An August 26, 1953, Courier article titled “Lincoln Foundry
Began Operation Over 50 Years Ago” indicates those working in
the foundry had years of specialized training. As the article
said, “[u]nlike many highly mechanized industries where
repetitive mechanical skills prevail, gray iron is essentially a
craft industry. Four years of apprenticeship is normally
required to develop journeyman molders, core makers and pattern
makers, and anywhere from six months to several years to learn
other foundry jobs.”
In June 2010, Henson received an email from Dave Armbrust, who
had seen Henson’s information on the Lincoln Foundry. Armbrust
remembered that he had a catalog of products made at the Foundry
and sent Henson drawings of some of their products.

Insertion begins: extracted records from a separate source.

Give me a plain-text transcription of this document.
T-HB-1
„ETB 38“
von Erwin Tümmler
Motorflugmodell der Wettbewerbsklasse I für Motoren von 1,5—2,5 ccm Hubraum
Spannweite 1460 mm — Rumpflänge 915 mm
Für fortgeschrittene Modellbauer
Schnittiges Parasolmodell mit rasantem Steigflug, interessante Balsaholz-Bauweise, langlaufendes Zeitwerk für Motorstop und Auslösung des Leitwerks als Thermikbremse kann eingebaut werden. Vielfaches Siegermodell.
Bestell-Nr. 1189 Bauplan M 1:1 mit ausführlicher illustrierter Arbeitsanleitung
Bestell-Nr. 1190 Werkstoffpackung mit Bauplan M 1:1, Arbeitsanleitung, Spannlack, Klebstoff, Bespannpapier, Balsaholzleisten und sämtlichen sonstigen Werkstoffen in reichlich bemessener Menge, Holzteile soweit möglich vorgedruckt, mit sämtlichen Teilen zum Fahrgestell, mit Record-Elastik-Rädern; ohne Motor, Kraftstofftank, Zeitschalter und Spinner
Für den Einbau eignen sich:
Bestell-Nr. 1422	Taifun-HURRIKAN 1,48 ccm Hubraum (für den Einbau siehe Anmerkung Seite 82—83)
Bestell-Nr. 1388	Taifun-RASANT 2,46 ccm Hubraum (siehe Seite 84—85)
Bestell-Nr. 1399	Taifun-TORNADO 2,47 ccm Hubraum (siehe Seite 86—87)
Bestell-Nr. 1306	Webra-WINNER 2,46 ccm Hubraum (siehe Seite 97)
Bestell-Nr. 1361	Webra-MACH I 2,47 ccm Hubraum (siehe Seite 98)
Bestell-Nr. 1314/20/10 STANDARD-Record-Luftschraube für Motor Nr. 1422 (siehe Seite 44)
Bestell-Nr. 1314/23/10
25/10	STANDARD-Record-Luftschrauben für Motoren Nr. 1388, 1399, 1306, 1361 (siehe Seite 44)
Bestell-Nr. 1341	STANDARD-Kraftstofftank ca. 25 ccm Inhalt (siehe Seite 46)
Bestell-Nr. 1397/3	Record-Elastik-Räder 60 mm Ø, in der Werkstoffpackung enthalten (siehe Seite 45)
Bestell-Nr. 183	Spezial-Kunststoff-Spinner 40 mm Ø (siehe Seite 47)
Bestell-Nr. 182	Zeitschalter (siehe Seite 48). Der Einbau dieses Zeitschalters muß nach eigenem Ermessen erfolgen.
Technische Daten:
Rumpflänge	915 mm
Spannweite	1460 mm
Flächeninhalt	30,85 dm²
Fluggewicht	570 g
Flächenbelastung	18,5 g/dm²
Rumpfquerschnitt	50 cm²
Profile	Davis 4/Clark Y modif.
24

After seeing a drawing of a manhole cover made by Lincoln
Foundry, Henson was curious whether any of these manhole covers
were on the streets of Lincoln.
To find out, Armbrust spoke to Street Superintendent Tracy
Jackson and City Engineer Mathon who told him there were several
of these manhole covers in various parts of Lincoln. Armbrust
was also told there were catch basins that were part of the curb
drains around Lincoln made by Lincoln Foundry, so he and his
wife began to look for them.
Something Henson said Armbrust found in looking for these drains
is that “some of the curb drains in the first Lincoln namesake
city feature a small (2- by 3-inch) bas-relief of Abraham
Lincoln similar to that on the famous Lincoln penny, originally
created in 1909. These curb drains do not have "Lincoln Foundry"
on them, but it's logical that these "Little Iron Abe" drain
curbs were manufactured by that company.”
It is not completely clear when Lincoln Foundry stopped
production. However, by 1972, the building changed hands when
Ivan Ray bought and remodeled the building.
Though the Lincoln Foundry is long gone, the business’s heritage
lives on through the signs on the building and several manhole
covers and catch basins around Lincoln.